La que cayó y decidió dar la lata durante muchos años mas. Exactamente....durante el resto de su vida. 


Hoy, 13 años. 

miércoles, 27 de junio de 2012

Voces.

Riiing.
El teléfono sonó. 
Riiing.
El telefono sonó de nuevo.
Riiiiiiiing.
Sonó por tercera vez. 
De un modo repentino se dio cuenta que estaban insistiendo reiteradamente pero no sabía si contestar. Al fin, descolgó. 
- ¿Hola?
- Hola. 

Una voz tranquila y sosegada estaba al otro lado del teléfono. Le sorprendió esa tonalidad en las palabras. No estaba acostumbrada pero le transmitía intención. Mucha intención. Y eso, le gustaba. Siempre había sido bastante escueto y conciso en las conversaciones telefónicas. El telefono no era de su agrado. Pero esta vez parecía que quería jugar. Alargaba las frases y las palabras las pronunciaba casi en susurro. Las voces se volvieron acordes. El volumen y la entonación eran los adecuados para empezar el juego.
Y suspiró, y sonó como un sutil gemido. Aquella voz, sin duda, estaba excitándola cual cuatro gotas de aceite resbalando espalda abajo acompañadas de dedos finos, largos y fuertes recorriendo cada centímetro, deslizándose por todas y cada una de las curvas existentes. 

Marta siempre dice que las voces son una de las cosas mas estimulantes, sugerentes y totalmente tentadoras que hay. Despiertan a la imaginación y a los sentidos. Y más, si no te lo esperas. Te sorprenden. 



lunes, 18 de junio de 2012

Standby.

Seh, sigo en standby. CERRADO POR EXÁMENES. A partir del miércoles 20, más.

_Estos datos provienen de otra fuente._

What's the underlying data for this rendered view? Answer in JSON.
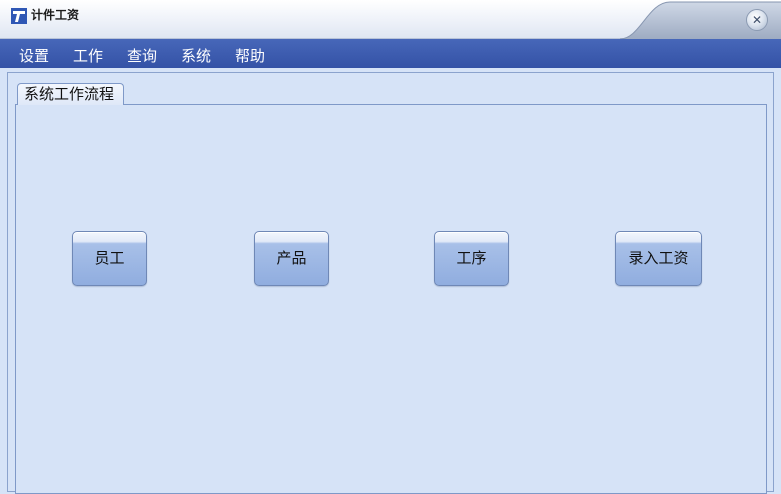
{
  "window": {
    "title": "计件工资",
    "close_icon": "close-icon"
  },
  "menu": [
    "设置",
    "工作",
    "查询",
    "系统",
    "帮助"
  ],
  "tabs": [
    {
      "label": "系统工作流程"
    }
  ],
  "flow_buttons": [
    {
      "label": "员工"
    },
    {
      "label": "产品"
    },
    {
      "label": "工序"
    },
    {
      "label": "录入工资"
    }
  ],
  "colors": {
    "menubar": "#3a58ab",
    "panel": "#d6e3f7",
    "button": "#9db8e3"
  }
}
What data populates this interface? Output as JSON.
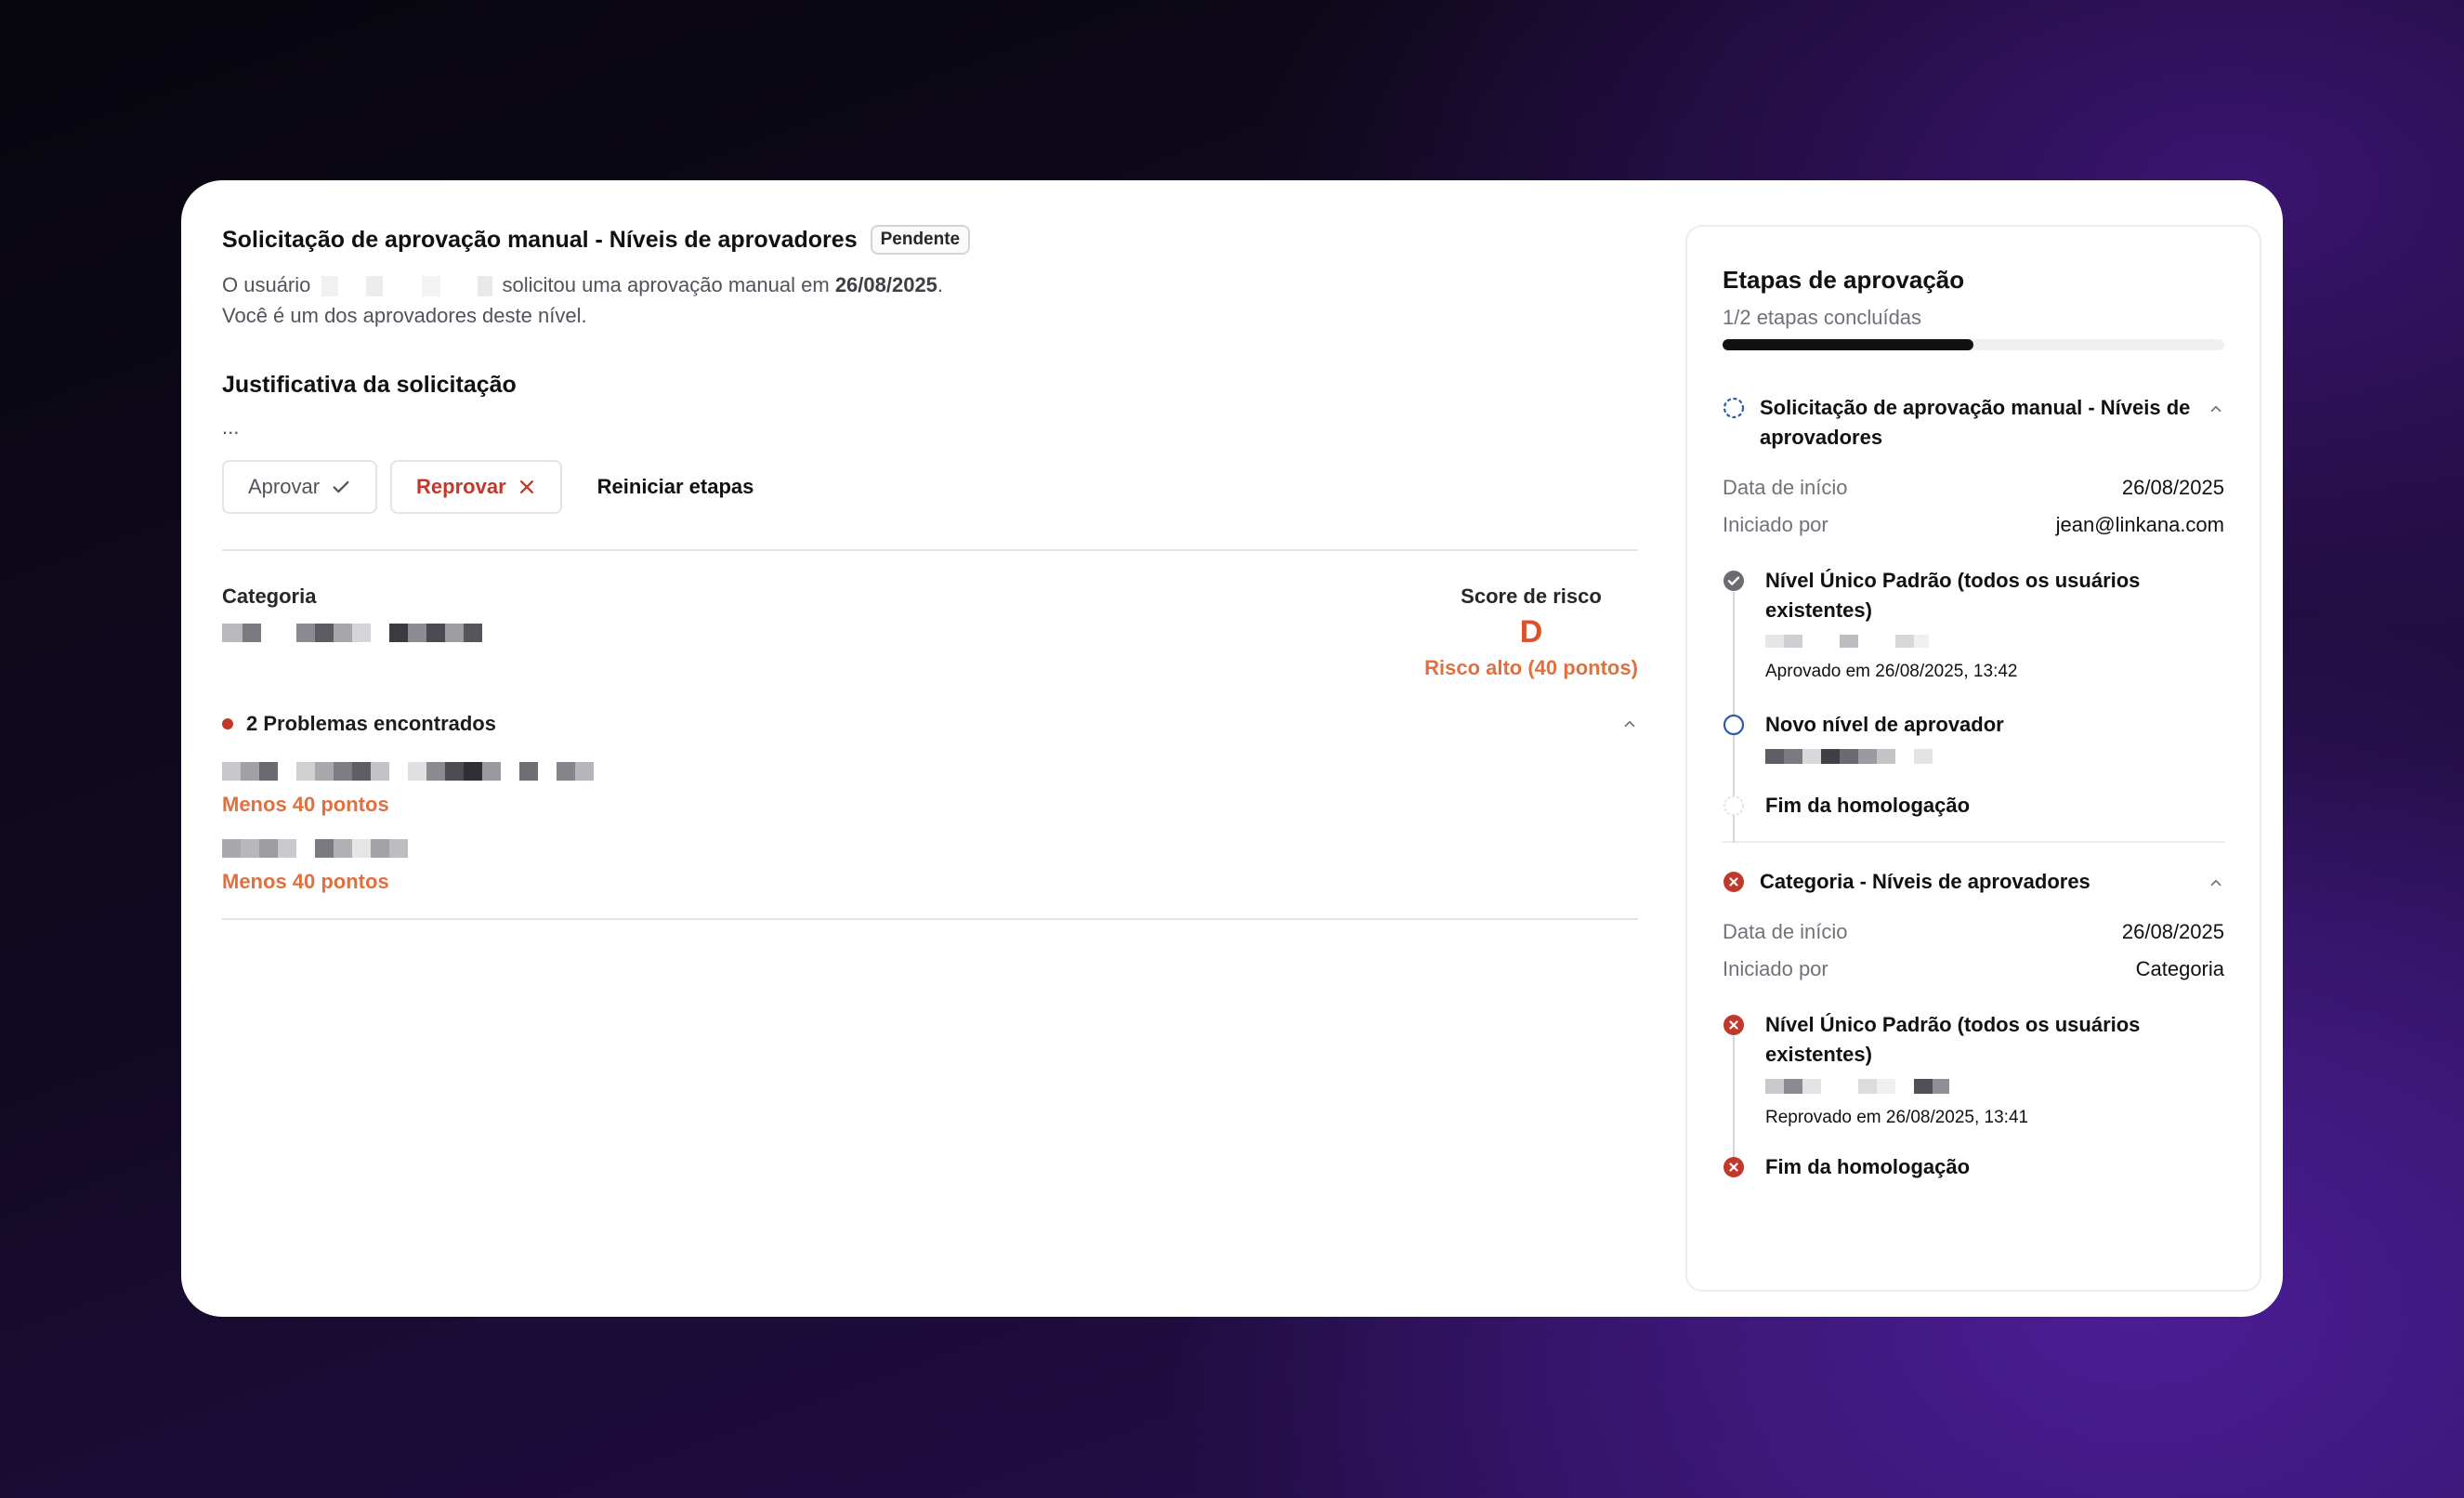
{
  "request": {
    "title": "Solicitação de aprovação manual - Níveis de aprovadores",
    "status_badge": "Pendente",
    "line1_prefix": "O usuário",
    "line1_middle": " solicitou uma aprovação manual em ",
    "line1_date": "26/08/2025",
    "line1_suffix": ".",
    "line2": "Você é um dos aprovadores deste nível."
  },
  "justification": {
    "heading": "Justificativa da solicitação",
    "text": "..."
  },
  "actions": {
    "approve_label": "Aprovar",
    "reject_label": "Reprovar",
    "restart_label": "Reiniciar etapas"
  },
  "category": {
    "label": "Categoria"
  },
  "risk": {
    "label": "Score de risco",
    "letter": "D",
    "description": "Risco alto (40 pontos)"
  },
  "problems": {
    "heading": "2 Problemas encontrados",
    "items": [
      {
        "points": "Menos 40 pontos"
      },
      {
        "points": "Menos 40 pontos"
      }
    ]
  },
  "stages": {
    "title": "Etapas de aprovação",
    "progress_text": "1/2 etapas concluídas",
    "progress_fraction": 0.5,
    "sections": [
      {
        "title": "Solicitação de aprovação manual - Níveis de aprovadores",
        "start_label": "Data de início",
        "start_value": "26/08/2025",
        "by_label": "Iniciado por",
        "by_value": "jean@linkana.com",
        "steps": [
          {
            "title": "Nível Único Padrão (todos os usuários existentes)",
            "meta": "Aprovado em 26/08/2025, 13:42"
          },
          {
            "title": "Novo nível de aprovador"
          },
          {
            "title": "Fim da homologação"
          }
        ]
      },
      {
        "title": "Categoria - Níveis de aprovadores",
        "start_label": "Data de início",
        "start_value": "26/08/2025",
        "by_label": "Iniciado por",
        "by_value": "Categoria",
        "steps": [
          {
            "title": "Nível Único Padrão (todos os usuários existentes)",
            "meta": "Reprovado em 26/08/2025, 13:41"
          },
          {
            "title": "Fim da homologação"
          }
        ]
      }
    ]
  },
  "colors": {
    "accent_red": "#c0392b",
    "risk_orange": "#e07040",
    "approved_gray": "#6b6b70",
    "pending_blue": "#2f5aa8"
  }
}
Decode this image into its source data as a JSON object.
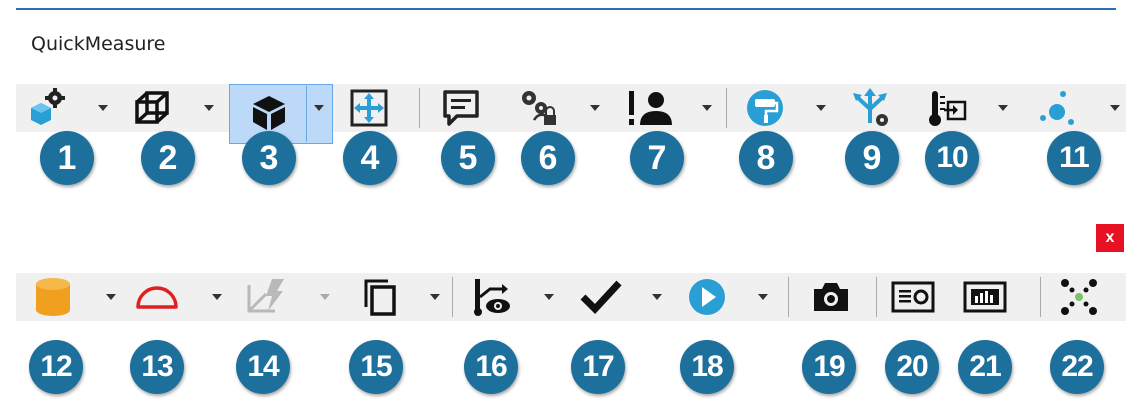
{
  "window": {
    "title": "QuickMeasure",
    "close_label": "x"
  },
  "colors": {
    "badge": "#1d6f9c",
    "accent_blue": "#2a9fd6",
    "orange": "#f0a01e",
    "red": "#e02020",
    "dark": "#222222",
    "close_bg": "#e81123"
  },
  "toolbar_top": [
    {
      "icon": "component-settings-icon",
      "badge": "1",
      "dropdown": true
    },
    {
      "icon": "wireframe-cube-icon",
      "badge": "2",
      "dropdown": true
    },
    {
      "icon": "solid-cube-icon",
      "badge": "3",
      "dropdown": true,
      "selected": true
    },
    {
      "icon": "move-icon",
      "badge": "4",
      "dropdown": false
    },
    {
      "icon": "comment-icon",
      "badge": "5",
      "dropdown": false
    },
    {
      "icon": "gears-lock-icon",
      "badge": "6",
      "dropdown": true
    },
    {
      "icon": "user-alert-icon",
      "badge": "7",
      "dropdown": true
    },
    {
      "icon": "paint-roller-icon",
      "badge": "8",
      "dropdown": true
    },
    {
      "icon": "axis-settings-icon",
      "badge": "9",
      "dropdown": false
    },
    {
      "icon": "thermometer-export-icon",
      "badge": "10",
      "dropdown": true
    },
    {
      "icon": "scatter-dots-icon",
      "badge": "11",
      "dropdown": true
    }
  ],
  "toolbar_bottom": [
    {
      "icon": "cylinder-icon",
      "badge": "12",
      "dropdown": true
    },
    {
      "icon": "protractor-icon",
      "badge": "13",
      "dropdown": true
    },
    {
      "icon": "lightning-axes-icon",
      "badge": "14",
      "dropdown": true
    },
    {
      "icon": "copy-icon",
      "badge": "15",
      "dropdown": true
    },
    {
      "icon": "path-view-icon",
      "badge": "16",
      "dropdown": true
    },
    {
      "icon": "checkmark-icon",
      "badge": "17",
      "dropdown": true
    },
    {
      "icon": "play-icon",
      "badge": "18",
      "dropdown": true
    },
    {
      "icon": "camera-icon",
      "badge": "19",
      "dropdown": false
    },
    {
      "icon": "report-image-icon",
      "badge": "20",
      "dropdown": false
    },
    {
      "icon": "report-chart-icon",
      "badge": "21",
      "dropdown": false
    },
    {
      "icon": "cross-dots-icon",
      "badge": "22",
      "dropdown": false
    }
  ]
}
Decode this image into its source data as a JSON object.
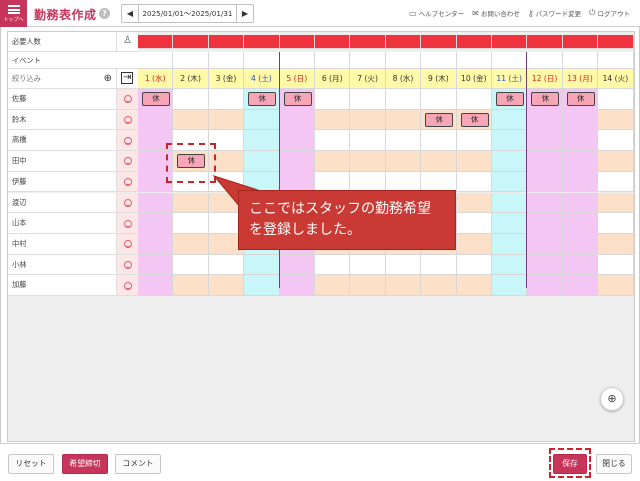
{
  "header": {
    "menu_label": "トップへ",
    "title": "勤務表作成",
    "help": "?",
    "date_range": "2025/01/01～2025/01/31",
    "prev": "◀",
    "next": "▶",
    "links": [
      {
        "label": "ヘルプセンター",
        "icon": "book-icon"
      },
      {
        "label": "お問い合わせ",
        "icon": "mail-icon"
      },
      {
        "label": "パスワード変更",
        "icon": "key-icon"
      },
      {
        "label": "ログアウト",
        "icon": "logout-icon"
      }
    ]
  },
  "grid": {
    "required_label": "必要人数",
    "event_label": "イベント",
    "filter_placeholder": "絞り込み",
    "days": [
      {
        "label": "1 (水)",
        "type": "holiday"
      },
      {
        "label": "2 (木)",
        "type": "weekday"
      },
      {
        "label": "3 (金)",
        "type": "weekday"
      },
      {
        "label": "4 (土)",
        "type": "sat"
      },
      {
        "label": "5 (日)",
        "type": "sun"
      },
      {
        "label": "6 (月)",
        "type": "weekday"
      },
      {
        "label": "7 (火)",
        "type": "weekday"
      },
      {
        "label": "8 (水)",
        "type": "weekday"
      },
      {
        "label": "9 (木)",
        "type": "weekday"
      },
      {
        "label": "10 (金)",
        "type": "weekday"
      },
      {
        "label": "11 (土)",
        "type": "sat"
      },
      {
        "label": "12 (日)",
        "type": "sun"
      },
      {
        "label": "13 (月)",
        "type": "holiday"
      },
      {
        "label": "14 (火)",
        "type": "weekday"
      }
    ],
    "staff": [
      {
        "name": "佐藤",
        "off": [
          1,
          4,
          5,
          11,
          12,
          13
        ]
      },
      {
        "name": "鈴木",
        "off": [
          9,
          10
        ]
      },
      {
        "name": "高橋",
        "off": []
      },
      {
        "name": "田中",
        "off": [
          2
        ]
      },
      {
        "name": "伊藤",
        "off": []
      },
      {
        "name": "渡辺",
        "off": []
      },
      {
        "name": "山本",
        "off": []
      },
      {
        "name": "中村",
        "off": []
      },
      {
        "name": "小林",
        "off": []
      },
      {
        "name": "加藤",
        "off": []
      }
    ],
    "off_label": "休"
  },
  "callout": {
    "text_line1": "ここではスタッフの勤務希望",
    "text_line2": "を登録しました。"
  },
  "footer": {
    "reset": "リセット",
    "deadline": "希望締切",
    "comment": "コメント",
    "save": "保存",
    "close": "閉じる"
  },
  "colors": {
    "brand": "#c7365a",
    "required_bar": "#f0323f",
    "header_yellow": "#fff9a8",
    "weekday_row": "#fde0c8",
    "sat_col": "#c9f6f8",
    "sun_col": "#f4c6f4",
    "off_chip": "#f7a6b8",
    "callout": "#c93a35"
  }
}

miércoles, 6 de junio de 2012

La tierra, que tira.

De eso que ves a mi madre hablando por teléfono un día cualquiera con alguien que ni te suena el nombre, ni has visto nunca y ni siquiera has oído hablar. Te la presentan como la "amiguísima". Hablar de ese concepto con mi madre, nunca se sabe, mas que nada porque con esto de las nuevas tecnologías, todo el mundo parece ser amiguísimo. Y más cuando mi madre galardona una especie de comunidad de extremeños y relacionados vía Facebook. Miedo me da. 
Te hablan de la Juani, de la Maripuri, de la Pepi o del Wencesnosequé. Vamos, que parece que te esté hablando de conocidos de toda la vida. Y con un ímpetu descomunal. Y tan solo son personas con algo en común que forman parte de un grupo de Facebook con misma denominación. Todos ellos, extremeños. 

Ese acento con deje característico, esa espontaneidad y el despilfarro de conversaciones variadas, hace que parezcan incluso de la familia. 
Y ya me ves a mi, que sin quererlo ni beberlo, me encuentro acompañando a mi madre, esperando a alguien en sants que no conozco. Cocacolas, fantas, nestea y bacon con queso. Toma ya. Vamos, que solo nos faltaba el cochinillo y el vino de pitarra.

Mira que yo soy abierta y puedo llegar a relacionarme con cualquiera..., pero es que mi madre..., la Carmeli siempre ha sido de extremos. No, si ya lo dicen; a alguien tendré que parecerme, no?
Aquí, o es que yo soy muy rara, o es que los extremeños tienen algo que por Facebook se desinhibe completamente. Los desconocidos dejan de ser desconocidos y pasan de ser conocidos de feisbú a amiguísimos de toda la vida. 

Vamos, que la tierra, se ve que a todos nos tira. Pero a ellos, más.